Just to kind of bookend where we are today and where we will be in the ultimate model, where this capacity is online and filled. But we haven't really shared the rest, other than to talk about, for example, like we explained earlier, when we fill revenue in our existing fabs, typically it's a 50% drop-down from revenue to the gross margin. It's not, it's not going to be hockey stick, you mean in re-- the, that suddenly it goes from zero to 85%? If there's good... It's not-- I mean, it's gonna be, again, not a, you know, it's gonna get better and better as you fill, because as you fill, you first absorb the fixed cost, right?
When we start production, start depreciating, and then you have to absorb that fixed cost, and then the margin gets better and better after that. Yes. Yeah. Yeah. Yes, it's a good question, actually. So the question is, the LPO, the linear pluggable optics, where silicon germanium can take some of the content currently in the DSP, what links specifically are likely to move in that direction versus remaining with DSP? I would say the shorter links, they're easier, right? But in a data center, you tend to have a lot of shorter links. And then, you know, where you have control of both ends of the connection. In a data center, typically, that's what happens. Yes, yes. But again, that's for the hyperscalers to decide. This is just an observation, looking at what is likely to happen. Yeah. Yeah.
Yeah, we will be rational in how we ramp up the CapEx spend-
Right.
so that it's not way ahead of when it gets filled. To that point exactly.
Yes.
Yes.
So-
Yeah. Yeah, I can say it's a very long-term agreement in both cases. We—I don't think we've published the length exactly, but it's a long-term agreement. We have to make our customers comfortable, and so it, it's not a few years. It's a long, long term.
Long term.
15-year. Yeah. Yeah, I guess that's for the auditor. I'm not a CPA, so let them think. Yeah, that's a good point, actually. Those are. Yeah. Yeah, so yeah, the answer for those that may not have heard, yeah, those are our tools, so it can depreciate 15 years, even if they're in a different facility, 'cause we moved them. Yes. Yeah. I think, you know, obviously, the market we can't control, and I think that's the biggest risk always, is that the market timing doesn't cooperate. But in our view, I mean, that's just a matter of timing, right? The up cycle will come, and then the fabs will get back to a good utilization rate.

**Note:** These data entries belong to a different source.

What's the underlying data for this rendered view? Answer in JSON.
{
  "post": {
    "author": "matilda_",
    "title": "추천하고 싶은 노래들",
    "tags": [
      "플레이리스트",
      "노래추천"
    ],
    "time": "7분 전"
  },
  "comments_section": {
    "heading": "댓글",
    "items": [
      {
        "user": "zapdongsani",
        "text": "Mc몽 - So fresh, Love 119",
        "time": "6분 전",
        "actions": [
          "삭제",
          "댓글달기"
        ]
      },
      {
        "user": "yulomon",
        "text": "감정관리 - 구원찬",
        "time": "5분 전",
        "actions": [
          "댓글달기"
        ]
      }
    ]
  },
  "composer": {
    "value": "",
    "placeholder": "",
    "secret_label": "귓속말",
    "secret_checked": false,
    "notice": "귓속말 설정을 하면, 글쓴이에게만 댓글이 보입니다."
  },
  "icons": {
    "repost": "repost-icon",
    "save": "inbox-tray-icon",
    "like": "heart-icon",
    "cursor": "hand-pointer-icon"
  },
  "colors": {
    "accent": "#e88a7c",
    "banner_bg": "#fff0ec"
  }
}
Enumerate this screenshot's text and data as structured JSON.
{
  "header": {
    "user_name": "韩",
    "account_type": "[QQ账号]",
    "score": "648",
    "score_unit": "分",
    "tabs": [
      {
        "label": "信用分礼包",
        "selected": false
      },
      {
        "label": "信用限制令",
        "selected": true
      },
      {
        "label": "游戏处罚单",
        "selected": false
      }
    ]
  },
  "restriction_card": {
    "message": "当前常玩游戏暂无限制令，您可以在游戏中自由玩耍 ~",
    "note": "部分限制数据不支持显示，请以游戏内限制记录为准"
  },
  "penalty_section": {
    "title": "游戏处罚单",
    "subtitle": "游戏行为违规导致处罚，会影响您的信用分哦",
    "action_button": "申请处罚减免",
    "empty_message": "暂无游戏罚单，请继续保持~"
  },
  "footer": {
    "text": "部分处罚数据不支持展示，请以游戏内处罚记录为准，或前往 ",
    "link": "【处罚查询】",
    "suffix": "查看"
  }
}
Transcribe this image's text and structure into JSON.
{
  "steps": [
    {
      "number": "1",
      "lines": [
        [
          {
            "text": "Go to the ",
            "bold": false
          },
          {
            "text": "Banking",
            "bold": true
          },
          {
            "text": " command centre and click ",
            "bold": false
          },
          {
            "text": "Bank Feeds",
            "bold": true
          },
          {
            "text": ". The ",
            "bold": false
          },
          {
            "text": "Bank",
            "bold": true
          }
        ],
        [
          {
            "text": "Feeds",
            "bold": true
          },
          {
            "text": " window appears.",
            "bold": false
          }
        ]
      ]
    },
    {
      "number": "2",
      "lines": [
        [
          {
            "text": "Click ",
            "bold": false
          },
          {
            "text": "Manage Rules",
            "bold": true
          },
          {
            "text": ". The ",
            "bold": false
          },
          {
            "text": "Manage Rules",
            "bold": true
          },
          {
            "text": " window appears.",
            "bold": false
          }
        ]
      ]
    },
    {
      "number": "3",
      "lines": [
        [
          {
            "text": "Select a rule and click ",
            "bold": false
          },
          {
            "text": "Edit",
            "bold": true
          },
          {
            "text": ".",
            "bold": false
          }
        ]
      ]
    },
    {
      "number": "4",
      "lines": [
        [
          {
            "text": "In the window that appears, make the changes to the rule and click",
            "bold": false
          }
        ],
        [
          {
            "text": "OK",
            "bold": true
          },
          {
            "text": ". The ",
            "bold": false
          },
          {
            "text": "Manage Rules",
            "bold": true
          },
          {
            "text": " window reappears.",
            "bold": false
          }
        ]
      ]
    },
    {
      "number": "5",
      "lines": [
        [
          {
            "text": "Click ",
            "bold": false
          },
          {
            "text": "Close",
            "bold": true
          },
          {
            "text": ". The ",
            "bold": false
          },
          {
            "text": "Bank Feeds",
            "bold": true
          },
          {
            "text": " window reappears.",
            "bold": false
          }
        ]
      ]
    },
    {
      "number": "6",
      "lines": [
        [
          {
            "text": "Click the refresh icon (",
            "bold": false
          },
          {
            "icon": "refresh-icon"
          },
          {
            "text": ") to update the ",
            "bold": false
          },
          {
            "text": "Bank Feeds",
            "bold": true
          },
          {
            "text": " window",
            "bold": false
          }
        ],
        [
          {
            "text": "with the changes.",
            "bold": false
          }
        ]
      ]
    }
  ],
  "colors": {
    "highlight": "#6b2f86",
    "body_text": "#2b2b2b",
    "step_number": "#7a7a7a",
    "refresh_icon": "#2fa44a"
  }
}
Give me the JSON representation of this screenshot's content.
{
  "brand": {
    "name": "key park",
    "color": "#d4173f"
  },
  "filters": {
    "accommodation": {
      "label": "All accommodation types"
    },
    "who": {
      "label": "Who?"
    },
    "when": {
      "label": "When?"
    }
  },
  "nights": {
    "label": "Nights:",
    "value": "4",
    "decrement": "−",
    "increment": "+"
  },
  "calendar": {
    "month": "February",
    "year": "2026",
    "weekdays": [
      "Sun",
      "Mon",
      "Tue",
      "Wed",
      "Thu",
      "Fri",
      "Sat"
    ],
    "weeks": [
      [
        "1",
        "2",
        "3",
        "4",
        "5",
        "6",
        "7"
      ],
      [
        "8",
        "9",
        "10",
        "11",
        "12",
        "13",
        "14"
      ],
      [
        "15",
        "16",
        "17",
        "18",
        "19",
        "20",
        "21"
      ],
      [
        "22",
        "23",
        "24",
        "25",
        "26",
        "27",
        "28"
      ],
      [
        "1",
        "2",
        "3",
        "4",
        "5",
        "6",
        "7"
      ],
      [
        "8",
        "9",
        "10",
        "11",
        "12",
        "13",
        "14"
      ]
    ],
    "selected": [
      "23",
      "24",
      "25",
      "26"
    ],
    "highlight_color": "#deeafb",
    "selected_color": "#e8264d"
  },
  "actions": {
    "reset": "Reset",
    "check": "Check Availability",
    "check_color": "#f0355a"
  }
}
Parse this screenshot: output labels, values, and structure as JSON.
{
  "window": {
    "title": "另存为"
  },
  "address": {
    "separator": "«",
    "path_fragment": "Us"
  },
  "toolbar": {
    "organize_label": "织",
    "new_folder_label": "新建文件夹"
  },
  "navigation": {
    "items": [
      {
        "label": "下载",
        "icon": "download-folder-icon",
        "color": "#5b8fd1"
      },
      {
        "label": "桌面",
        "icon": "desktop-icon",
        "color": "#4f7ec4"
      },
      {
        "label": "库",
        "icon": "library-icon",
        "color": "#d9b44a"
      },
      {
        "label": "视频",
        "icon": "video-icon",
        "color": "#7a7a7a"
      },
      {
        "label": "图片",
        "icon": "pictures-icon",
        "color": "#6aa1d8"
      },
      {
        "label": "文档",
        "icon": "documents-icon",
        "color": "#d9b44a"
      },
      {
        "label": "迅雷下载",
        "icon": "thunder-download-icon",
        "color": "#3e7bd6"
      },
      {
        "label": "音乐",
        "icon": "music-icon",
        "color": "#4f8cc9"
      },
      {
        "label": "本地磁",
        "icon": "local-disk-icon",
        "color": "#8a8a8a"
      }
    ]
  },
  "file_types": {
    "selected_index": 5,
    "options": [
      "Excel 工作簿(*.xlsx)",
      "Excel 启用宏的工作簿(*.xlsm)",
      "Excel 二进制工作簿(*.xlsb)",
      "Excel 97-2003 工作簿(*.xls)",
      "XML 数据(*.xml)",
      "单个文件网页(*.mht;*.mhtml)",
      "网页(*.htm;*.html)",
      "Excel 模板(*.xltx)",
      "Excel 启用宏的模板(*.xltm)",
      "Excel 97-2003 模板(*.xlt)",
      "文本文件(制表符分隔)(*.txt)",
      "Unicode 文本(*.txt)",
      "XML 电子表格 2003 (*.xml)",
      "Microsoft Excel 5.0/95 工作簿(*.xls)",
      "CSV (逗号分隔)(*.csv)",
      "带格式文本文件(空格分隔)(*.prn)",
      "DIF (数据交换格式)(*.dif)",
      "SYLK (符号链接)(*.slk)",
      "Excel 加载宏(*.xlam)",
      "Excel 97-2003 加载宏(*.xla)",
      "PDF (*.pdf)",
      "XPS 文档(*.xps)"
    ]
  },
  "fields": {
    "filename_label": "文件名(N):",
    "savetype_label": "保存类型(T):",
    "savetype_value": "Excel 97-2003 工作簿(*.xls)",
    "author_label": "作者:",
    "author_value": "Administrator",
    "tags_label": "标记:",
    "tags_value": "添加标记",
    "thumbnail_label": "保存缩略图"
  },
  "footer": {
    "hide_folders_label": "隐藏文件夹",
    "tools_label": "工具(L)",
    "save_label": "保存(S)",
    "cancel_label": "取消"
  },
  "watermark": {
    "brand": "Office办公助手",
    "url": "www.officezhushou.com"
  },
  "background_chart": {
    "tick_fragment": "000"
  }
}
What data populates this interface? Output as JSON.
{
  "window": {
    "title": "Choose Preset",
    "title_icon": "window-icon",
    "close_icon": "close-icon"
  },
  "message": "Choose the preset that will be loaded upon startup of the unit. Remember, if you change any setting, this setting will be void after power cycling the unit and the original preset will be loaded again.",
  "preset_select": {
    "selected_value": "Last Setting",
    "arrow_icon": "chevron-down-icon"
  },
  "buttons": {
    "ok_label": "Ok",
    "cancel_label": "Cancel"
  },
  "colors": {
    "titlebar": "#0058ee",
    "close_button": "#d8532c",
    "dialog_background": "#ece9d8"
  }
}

So just the timing of when we need to fill them, because, you know, depreciation is starting to hit, and now suddenly the market is soft for a little bit, and that could leave us exposed for a quarter or two. I mean, that would be the risk, because I think from the other side, we have a line of sight over the demand, we have the customers. Execution is certainly important. In Agrate, we've done a very good job of getting equipment into the factory, qualifying our technology, qualifying products, and now we're starting to ramp, pretty much on the original plan that we had published. So we're looking now to replicate that at Intel and then ramp accordingly. Okay. And, was it-- Yeah.
No, I think. Well, there's always risks, but today, the factory is operated without interruption, and it's in the north of Israel, so it's very far away from where the conflict is taking place. So at this point, there's, you know, nothing unusual happening. Factory continues to operate as normal. Some employees were deployed, but we covered that with overtime, and it's a small percentage of the total. Okay. Very good. Thank you very much for your interest and attention.